Being from the country and rural America my dad never had the exposure of playing baseball by street baseball rules.

Baseball players from all walks of life learned to love the game and how to play from all the playing diamonds or from any corner even in the streets by Street Baseball Rules. Street Baseball was baseball playing by the baseball playground rules.

Free time, Let’s go play a game!

Fuzzball and Other Bat-and-Ball Games

Aug 31, 2000 by Colby Vargas

On the south side of St. Louis, where I spent most of my childhood years, beer and baseball were and still are king. As kids, we had to turn to baseball. But it was a rare day when you could throw together two full teams of nine from the kids who floated around our neighborhood. On hot days, we were lucky if there were two of us to play catch.

The field was another issue entirely — there were plenty of asphalt schoolyards with bases painted on, but for the true hops of a grass field, all we could find was an abandoned church lot that was mowed once a month. We made do, even made some amateurish attempts at groundskeeping, but if one of the older kids got hold of a pitch going the opposite way, the ball was gone, possibly through an apartment window.

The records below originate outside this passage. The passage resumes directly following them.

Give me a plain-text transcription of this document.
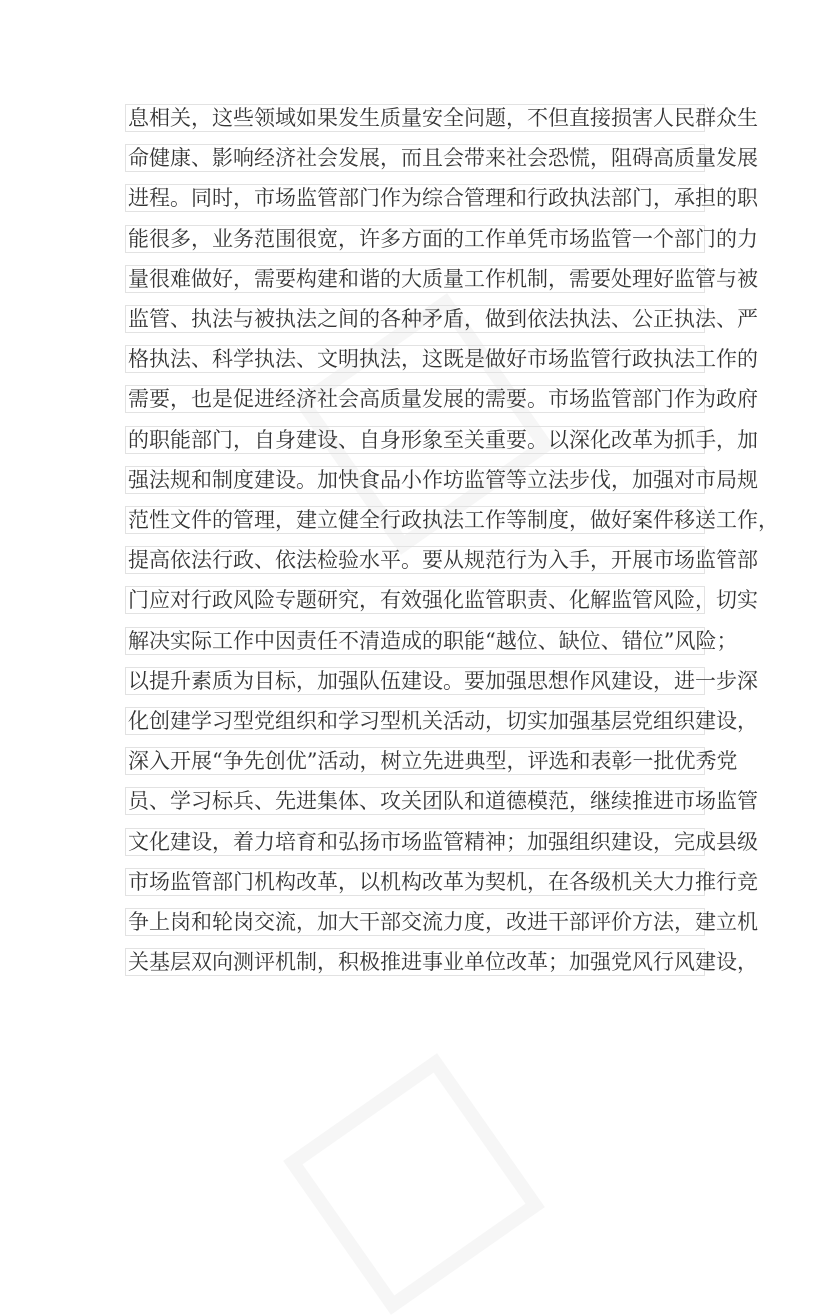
息相关，这些领域如果发生质量安全问题，不但直接损害人民群众生
命健康、影响经济社会发展，而且会带来社会恐慌，阻碍高质量发展
进程。同时，市场监管部门作为综合管理和行政执法部门，承担的职
能很多，业务范围很宽，许多方面的工作单凭市场监管一个部门的力
量很难做好，需要构建和谐的大质量工作机制，需要处理好监管与被
监管、执法与被执法之间的各种矛盾，做到依法执法、公正执法、严
格执法、科学执法、文明执法，这既是做好市场监管行政执法工作的
需要，也是促进经济社会高质量发展的需要。市场监管部门作为政府
的职能部门，自身建设、自身形象至关重要。以深化改革为抓手，加
强法规和制度建设。加快食品小作坊监管等立法步伐，加强对市局规
范性文件的管理，建立健全行政执法工作等制度，做好案件移送工作，
提高依法行政、依法检验水平。要从规范行为入手，开展市场监管部
门应对行政风险专题研究，有效强化监管职责、化解监管风险，切实
解决实际工作中因责任不清造成的职能“越位、缺位、错位”风险；
以提升素质为目标，加强队伍建设。要加强思想作风建设，进一步深
化创建学习型党组织和学习型机关活动，切实加强基层党组织建设，
深入开展“争先创优”活动，树立先进典型，评选和表彰一批优秀党
员、学习标兵、先进集体、攻关团队和道德模范，继续推进市场监管
文化建设，着力培育和弘扬市场监管精神；加强组织建设，完成县级
市场监管部门机构改革，以机构改革为契机，在各级机关大力推行竞
争上岗和轮岗交流，加大干部交流力度，改进干部评价方法，建立机
关基层双向测评机制，积极推进事业单位改革；加强党风行风建设，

We played anyway, of course, when we could muster the players and the equipment; but it was hard to pretend we were the Cardinals when the pitcher had to lob the pitch in and back up as quick as they could to play the infield and hopefully chase the runner down.

>It was Dave Cook, a squirrelly guy from two buildings down second only to me in his obsession with baseball, who came up with the rough idea for a game we would call “Fuzzball.” “My uncle from New York played it when he was a kid,” he said, grinning and bouncing a tennis ball in one palm. “All you need is a tennis ball and a bat — or even a broomstick. You pitch up against the wall, so you don’t need a catcher.”

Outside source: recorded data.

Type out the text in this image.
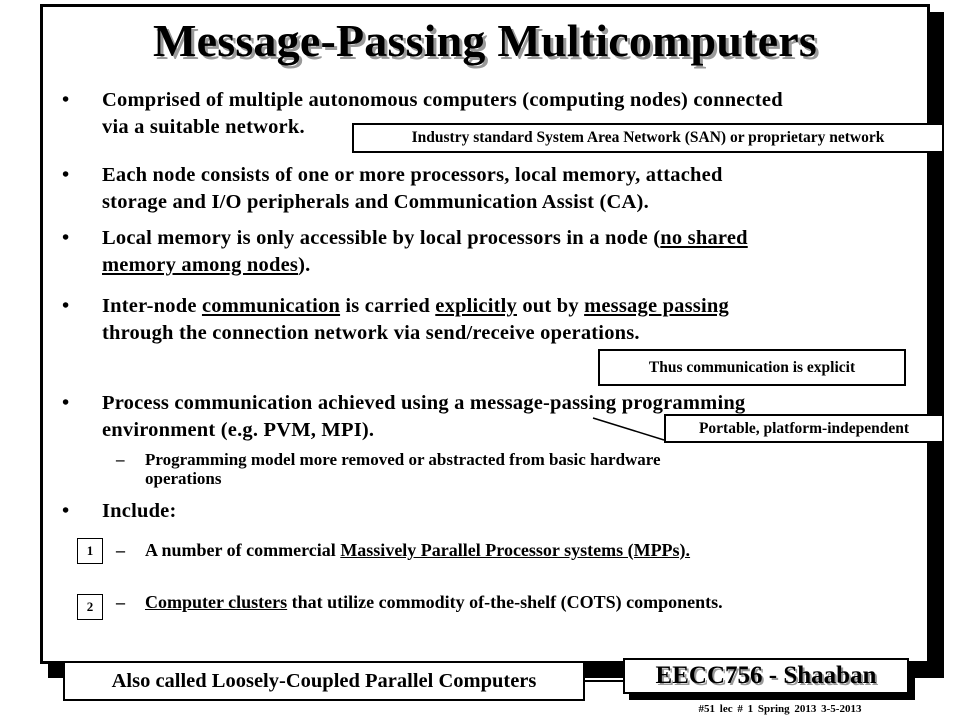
Message-Passing Multicomputers
• Comprised of multiple autonomous computers (computing nodes) connected
via a suitable network.	Industry standard System Area Network (SAN) or proprietary network
• Each node consists of one or more processors, local memory, attached
storage and I/O peripherals and Communication Assist (CA).
• Local memory is only accessible by local processors in a node (no shared
memory among nodes).
• Inter-node communication is carried explicitly out by message passing
through the connection network via send/receive operations.
Thus communication is explicit
• Process communication achieved using a message-passing programming
environment (e.g. PVM, MPI).	Portable, platform-independent
– Programming model more removed or abstracted from basic hardware
operations
• Include:
1	– A number of commercial Massively Parallel Processor systems (MPPs).
2	– Computer clusters that utilize commodity of-the-shelf (COTS) components.
Also called Loosely-Coupled Parallel Computers	EECC756 - Shaaban
#51 lec # 1 Spring 2013 3-5-2013
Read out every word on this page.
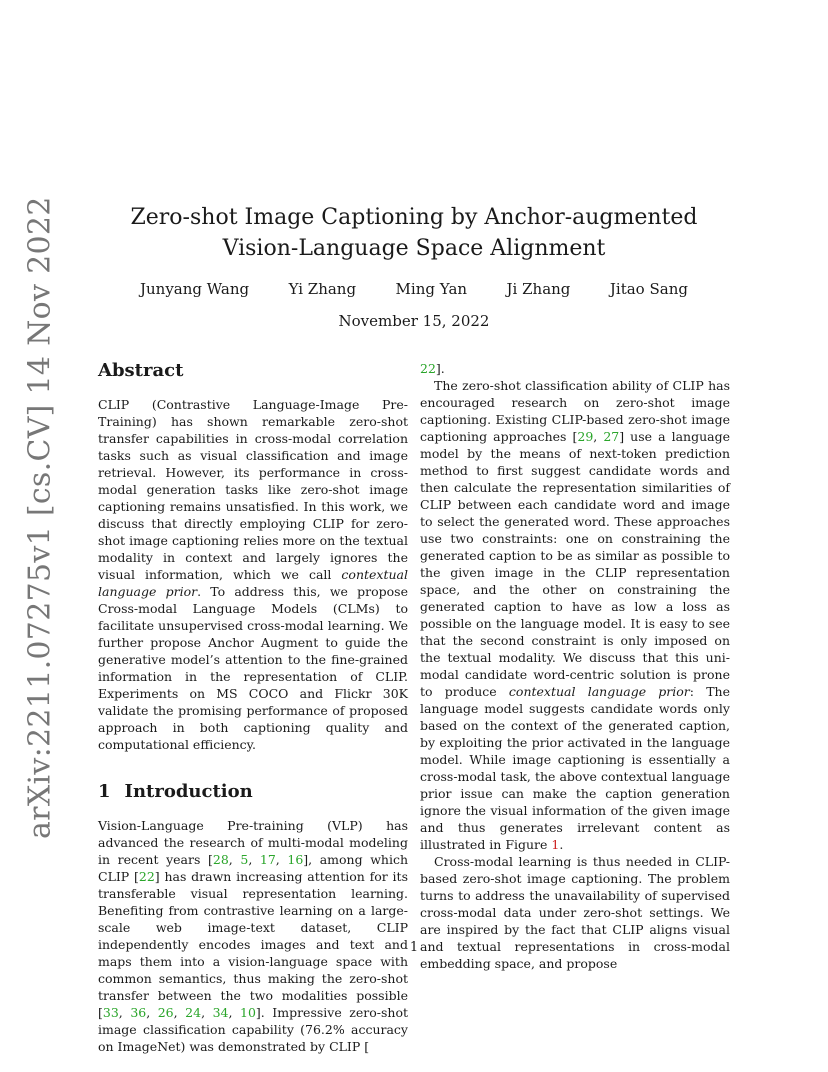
arXiv:2211.07275v1 [cs.CV] 14 Nov 2022	Zero-shot Image Captioning by Anchor-augmented
Vision-Language Space Alignment
Junyang Wang	Yi Zhang	Ming Yan	Ji Zhang	Jitao Sang
November 15, 2022
Abstract

CLIP (Contrastive Language-Image Pre-Training) has shown remarkable zero-shot transfer capabilities in cross-modal correlation tasks such as visual classification and image retrieval. However, its performance in cross-modal generation tasks like zero-shot image captioning remains unsatisfied. In this work, we discuss that directly employing CLIP for zero-shot image captioning relies more on the textual modality in context and largely ignores the visual information, which we call contextual language prior. To address this, we propose Cross-modal Language Models (CLMs) to facilitate unsupervised cross-modal learning. We further propose Anchor Augment to guide the generative model’s attention to the fine-grained information in the representation of CLIP. Experiments on MS COCO and Flickr 30K validate the promising performance of proposed approach in both captioning quality and computational efficiency.

1 Introduction

Vision-Language Pre-training (VLP) has advanced the research of multi-modal modeling in recent years [28, 5, 17, 16], among which CLIP [22] has drawn increasing attention for its transferable visual representation learning. Benefiting from contrastive learning on a large-scale web image-text dataset, CLIP independently encodes images and text and maps them into a vision-language space with common semantics, thus making the zero-shot transfer between the two modalities possible [33, 36, 26, 24, 34, 10]. Impressive zero-shot image classification capability (76.2% accuracy on ImageNet) was demonstrated by CLIP [

22].

The zero-shot classification ability of CLIP has encouraged research on zero-shot image captioning. Existing CLIP-based zero-shot image captioning approaches [29, 27] use a language model by the means of next-token prediction method to first suggest candidate words and then calculate the representation similarities of CLIP between each candidate word and image to select the generated word. These approaches use two constraints: one on constraining the generated caption to be as similar as possible to the given image in the CLIP representation space, and the other on constraining the generated caption to have as low a loss as possible on the language model. It is easy to see that the second constraint is only imposed on the textual modality. We discuss that this uni-modal candidate word-centric solution is prone to produce contextual language prior: The language model suggests candidate words only based on the context of the generated caption, by exploiting the prior activated in the language model. While image captioning is essentially a cross-modal task, the above contextual language prior issue can make the caption generation ignore the visual information of the given image and thus generates irrelevant content as illustrated in Figure 1.

Cross-modal learning is thus needed in CLIP-based zero-shot image captioning. The problem turns to address the unavailability of supervised cross-modal data under zero-shot settings. We are inspired by the fact that CLIP aligns visual and textual representations in cross-modal embedding space, and propose

1
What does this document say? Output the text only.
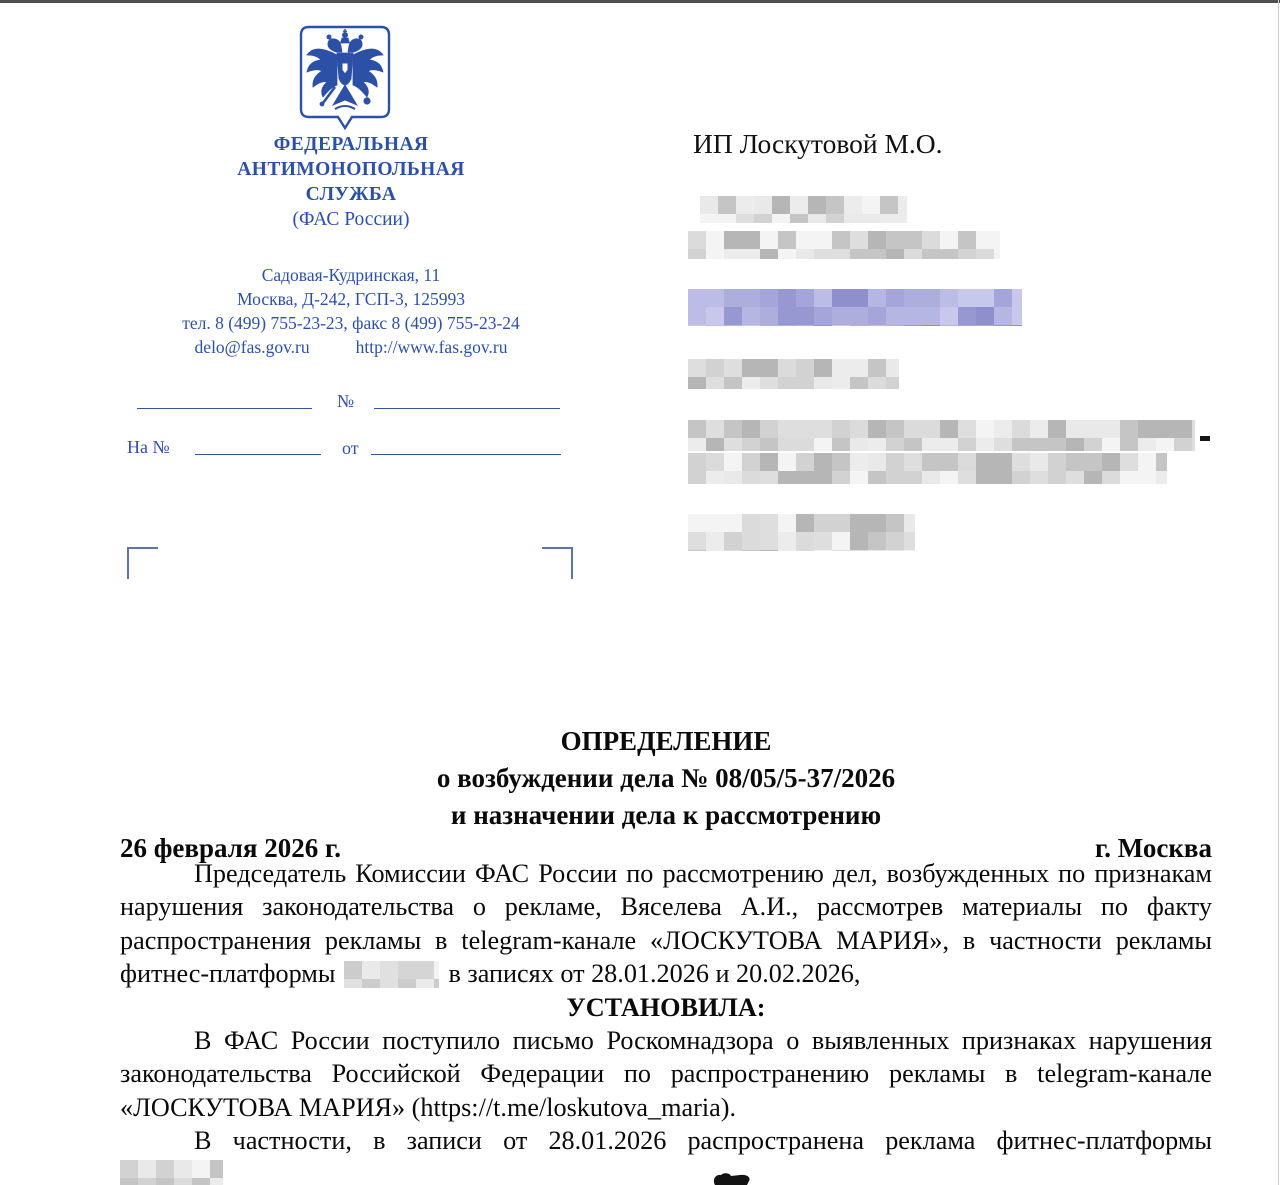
ФЕДЕРАЛЬНАЯ
АНТИМОНОПОЛЬНАЯ
СЛУЖБА
(ФАС России)
Садовая-Кудринская, 11
Москва, Д-242, ГСП-3, 125993
тел. 8 (499) 755-23-23, факс 8 (499) 755-23-24
delo@fas.gov.ru	http://www.fas.gov.ru
№
На №	от
ИП Лоскутовой М.О.
ОПРЕДЕЛЕНИЕ
о возбуждении дела № 08/05/5-37/2026
и назначении дела к рассмотрению
26 февраля 2026 г.	г. Москва

Председатель Комиссии ФАС России по рассмотрению дел, возбужденных по признакам нарушения законодательства о рекламе, Вяселева А.И., рассмотрев материалы по факту распространения рекламы в telegram-канале «ЛОСКУТОВА МАРИЯ», в частности рекламы фитнес-платформы	в записях от 28.01.2026 и 20.02.2026,

УСТАНОВИЛА:

В ФАС России поступило письмо Роскомнадзора о выявленных признаках нарушения законодательства Российской Федерации по распространению рекламы в telegram-канале «ЛОСКУТОВА МАРИЯ» (https://t.me/loskutova_maria).

В частности, в записи от 28.01.2026 распространена реклама фитнес-платформы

I’d seen strike zones painted and scrawled up in back of our school, so we picked the lowest one and started playing every day, developing the rules of the game as we went. In Fuzzball, which reached its Zenith in fourth grade, when Dave hit 72 home runs and I struck out 350 batters, the focus was on the purity of batter vs. pitcher. We drew lines in the schoolyard for singles, doubles, triples. There was already a fence at perfect home-run distance. The pitcher could field anything on the fly or try to stop a ground ball, but there wasn’t any base running. After a double- or triple-header of Fuzzball, our hands were red, our arms aching. If other kids showed up, we played two-on-two or three-on-three, and every kid in the neighborhood did come out and play at least a little. But Dave and I were the Fuzzball gurus.

On the East Coast, they call it “Stickball,” and they bounce the ball, a pink Spaldeen, down the middle of the street. They actually run the bases. Grown-up (sort of) men play the game today in leagues. Chicagoans know it as “Strikeout.” In suburbs all over America, Wiffleball satisfies the same need — the space needed is similar and the threat of broken windows is less. Decades ago, inner-city youth tried to hit whirring bottle caps with their broomstick in the most extremely urban derivation of the game. For the solo player, stoopball and off-the-wall allow something close to baseball action.

The beauty of Fuzzball, and all the bat-and-ball games like it played all over the Western World, is its ease of play. The equipment, a tennis ball/Spaldeen/Super Pinkie and a bat/stick, are readily available to kids of all socioeconomic classes. The games are made to fit into the nooks and crannies of urban life. The rules are fluid, easily adapted to any city or milieu. Pick-up games are the preferred method of play. The essential skills of America’s Pastime are encapsulated in these games; if you can throw a curveball without seams on your ball, you’ve got something, and the 70+ swings taken by each player in a typical “Fuzzball” game have to help.

The popularity of basketball in most city neighborhoods has put a dent in the bat-and-ball games of my generation, but you might still come across a cluster of kids up against the back of a grocery store or scurrying between parked cars on a narrow street. If nothing else look for the strike zones painted or taped or scratched on brick walls in cities across the country.